Wall Street Shifts Focus: Insights on Software and Traditional Stocks
According to a recent Wall Street poll, more individuals are starting to engage with software investments. This shift isn’t surprising; analysts are aware of the price movements and the upcoming earnings reports. But it raises an interesting question: could this signal the end of the move away from software stocks to more traditional, cyclical companies? Notably, firms such as Cantor Fitzgerald, Morgan Stanley, and Jefferies have recently lowered their price targets for several stocks, including Salesforce and Snowflake. Even the cybersecurity sector isn’t immune, as evidenced by Stifel’s downgrade of CrowdStrike and Wedbush’s removal of Palo Alto Networks from its top recommendations.

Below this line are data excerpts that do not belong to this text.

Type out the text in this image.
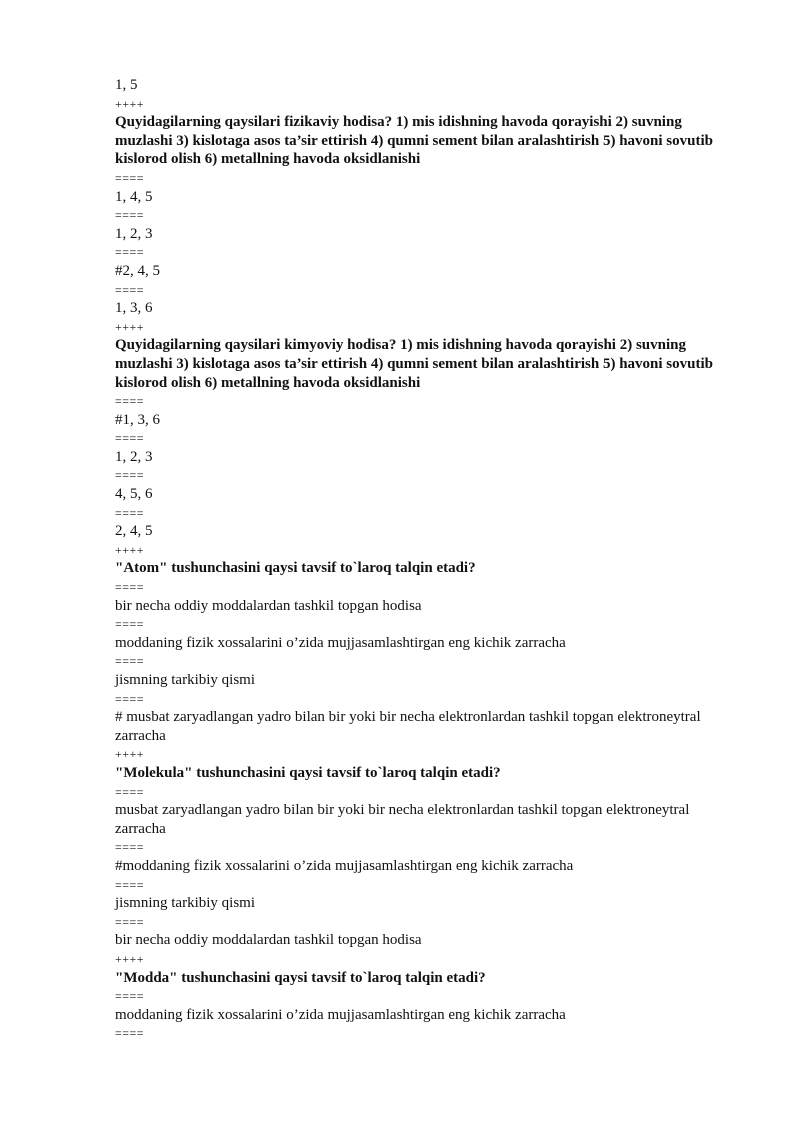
1, 5
++++
Quyidagilarning qaysilari fizikaviy hodisa? 1) mis idishning havoda qorayishi 2) suvning muzlashi 3) kislotaga asos ta’sir ettirish 4) qumni sement bilan aralashtirish 5) havoni sovutib kislorod olish 6) metallning havoda oksidlanishi
====
1, 4, 5
====
1, 2, 3
====
#2, 4, 5
====
1, 3, 6
++++
Quyidagilarning qaysilari kimyoviy hodisa? 1) mis idishning havoda qorayishi 2) suvning muzlashi 3) kislotaga asos ta’sir ettirish 4) qumni sement bilan aralashtirish 5) havoni sovutib kislorod olish 6) metallning havoda oksidlanishi
====
#1, 3, 6
====
1, 2, 3
====
4, 5, 6
====
2, 4, 5
++++
"Atom" tushunchasini qaysi tavsif to`laroq talqin etadi?
====
bir necha oddiy moddalardan tashkil topgan hodisa
====
moddaning fizik xossalarini o’zida mujjasamlashtirgan eng kichik zarracha
====
jismning tarkibiy qismi
====
# musbat zaryadlangan yadro bilan bir yoki bir necha elektronlardan tashkil topgan elektroneytral zarracha
++++
"Molekula" tushunchasini qaysi tavsif to`laroq talqin etadi?
====
musbat zaryadlangan yadro bilan bir yoki bir necha elektronlardan tashkil topgan elektroneytral zarracha
====
#moddaning fizik xossalarini o’zida mujjasamlashtirgan eng kichik zarracha
====
jismning tarkibiy qismi
====
bir necha oddiy moddalardan tashkil topgan hodisa
++++
"Modda" tushunchasini qaysi tavsif to`laroq talqin etadi?
====
moddaning fizik xossalarini o’zida mujjasamlashtirgan eng kichik zarracha
====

Despite these alterations, many analysts still view these companies as solid investments, particularly based on how their prices stand in relation to their targets. Still, there’s a clear acknowledgment on Wall Street that the premium once given to asset-light companies may be diminishing in the AI era. A fresh term, “HALO,” introduced by CNBC’s Josh Brown, captures this shift away from a market dominated by familiar tech giants. HALO stands for “heavy asset, low obsolescence,” referring to firms believed to withstand AI pressures, rather than a specific stock group.
This idea seems plausible; after all, you can’t simply ask an AI to whip up a Big Mac or a cup of coffee. Furthermore, manufacturing the necessary natural gas turbines or fiber optic cables for AI operations isn’t something that can be prompted easily either. However, there’s a catch. Without concrete AI benefits driving margin growth and revenue increases, there are limits on how far investors can push these stocks before HALO becomes just another sentiment-driven trend. If profits aren’t rising alongside the stock price, then investors might just be paying more for the same gains.
A deep dive into the S&P 500 sectors shows that energy, industrials, materials, consumer staples, utilities, and healthcare have all enjoyed rising earnings valuations recently, surpassing their five-year averages. For instance, the industrial sector—home to companies like GE Aerospace and Caterpillar—has seen its valuations increase notably. Meanwhile, the energy sector, led by ExxonMobil and Chevron, is also at a high point for a typical year.
On the flip side, the technology and communications services sectors, which include major names like Apple, Nvidia, Meta, and Alphabet, have dipped below their five-year averages. Additionally, while the consumer discretionary sector—dominated by Amazon and Tesla—has seen some declines, it still holds better compared to past figures. This makes sense as it aligns with HALO traits; Amazon, despite being classified in tech, possesses many assets including warehouses and grocery stores.
The implications? It seems like a rotation may be on the horizon. Traditional growth stocks have seen their valuations squeezed, while new cyclical stocks haven’t seen much movement. This is precisely why analysts at Jefferies downgraded Deere recently, despite its considerable rise this year. However, investor fear and skepticism around earnings figures remain prevalent, particularly concerning companies that may face AI disruptions. This uncertainty leads to a lack of trust in the established valuations, forming a complex dynamic in the market.
Even with this backdrop, the current shift suggests that those looking to invest should explore opportunities in the less favorable areas of the market. It could be risky to try to catch a falling knife, but if a bottom appears or stocks begin gaining momentum, it may be wise to act. On the other hand, if you’re feeling optimistic, consider investing in firms riding the HALO trend. What’s essential is to navigate cautiously, especially as fear can skew market movements longer than anticipated.
In summary, as this market unfolds, it emphasizes two key lessons: the importance of stock selection and the necessity for diversification. With rapid changes, focusing solely on software may seem tempting, but that approach carries substantial risks. As we steer through this evolving landscape, prioritizing individual fundamentals alongside diverse investments will be crucial in the ongoing weeks ahead.